An infant is born with exstrophy of the bladder but otherwise appears healthy. Which nursing diagnosis is the priority for this infant? A. Altered family processes B. Fluid volume deficit C. Hypothermia D. Risk for infection
ANS: D In this condition, the bladder is open on the abdominal wall, and priority interventions revolve around preventing infection. There is no indication that the child has fluid volume deficit or hypothermia. Altered family processes might be a diagnosis, but physical diagnoses take priority over psychosocial ones.
A child is hospitalized with acute kidney injury (AKI) and has a critical hyperkalemia. Which order would the nurse question as inappropriate for this child?

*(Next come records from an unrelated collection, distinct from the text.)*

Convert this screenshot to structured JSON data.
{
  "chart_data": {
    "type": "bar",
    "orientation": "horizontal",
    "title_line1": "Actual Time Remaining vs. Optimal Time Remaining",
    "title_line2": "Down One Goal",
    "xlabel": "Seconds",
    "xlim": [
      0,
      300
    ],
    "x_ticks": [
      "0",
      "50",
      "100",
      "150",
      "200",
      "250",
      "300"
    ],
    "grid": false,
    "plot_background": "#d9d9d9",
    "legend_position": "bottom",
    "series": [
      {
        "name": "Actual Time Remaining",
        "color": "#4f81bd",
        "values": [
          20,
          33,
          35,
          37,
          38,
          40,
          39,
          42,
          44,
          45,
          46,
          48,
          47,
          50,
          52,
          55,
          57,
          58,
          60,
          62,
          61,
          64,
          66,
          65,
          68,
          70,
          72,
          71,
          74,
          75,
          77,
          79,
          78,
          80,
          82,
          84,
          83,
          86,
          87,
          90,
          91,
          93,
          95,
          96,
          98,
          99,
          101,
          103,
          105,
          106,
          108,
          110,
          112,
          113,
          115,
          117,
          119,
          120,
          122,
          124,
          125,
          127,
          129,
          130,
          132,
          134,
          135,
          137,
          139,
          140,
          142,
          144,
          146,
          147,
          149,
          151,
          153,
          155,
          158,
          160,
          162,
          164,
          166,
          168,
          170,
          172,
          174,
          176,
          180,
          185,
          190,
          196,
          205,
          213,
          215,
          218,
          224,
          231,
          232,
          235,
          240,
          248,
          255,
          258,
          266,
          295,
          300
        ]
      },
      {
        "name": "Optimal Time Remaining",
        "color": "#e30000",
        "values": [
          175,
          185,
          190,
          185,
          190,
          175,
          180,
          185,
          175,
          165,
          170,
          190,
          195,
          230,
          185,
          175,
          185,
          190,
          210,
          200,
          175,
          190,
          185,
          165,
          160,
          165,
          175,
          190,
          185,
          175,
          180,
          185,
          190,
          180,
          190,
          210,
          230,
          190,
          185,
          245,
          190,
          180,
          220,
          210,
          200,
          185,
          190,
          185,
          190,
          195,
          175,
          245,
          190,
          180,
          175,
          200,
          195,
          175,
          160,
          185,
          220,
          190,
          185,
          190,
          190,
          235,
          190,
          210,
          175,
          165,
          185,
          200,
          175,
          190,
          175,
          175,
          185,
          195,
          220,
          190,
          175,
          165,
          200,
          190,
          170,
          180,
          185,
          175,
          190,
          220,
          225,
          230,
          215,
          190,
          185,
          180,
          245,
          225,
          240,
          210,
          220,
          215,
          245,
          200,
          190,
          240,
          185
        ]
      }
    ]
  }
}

A. Calcium gluconate B. Dextrose and insulin C. Emergent dialysis D. Kayexalate (sodium polystyrene) enema
ANS: D Kayexalate enemas can take up to 4 hours to work. With critical hyperkalemia, the drug of choice needs to work faster than this. The other options would all work faster.
A nurse is preparing to administer gentamicin (Garamycin), IV, to a hospitalized child. Before administering the medication, the nurse checks the drug trough level, which is 13 µg/mL. Which action by the nurse is the priority for this child? A. Administer the medication. B. Document the findings. C. Have the laboratory re-run the specimen. D. Notify the health-care provider.
ANS: D This trough level is too high (normal is 2 µg/mL). Because this drug is nephrotoxic, care must be given to avoid causing acute kidney injury. The nurse notifies the health-care provider about the results and does not administer the medication. Documentation should occur, but is not the priority. Asking the laboratory to re-run the specimen is not warranted.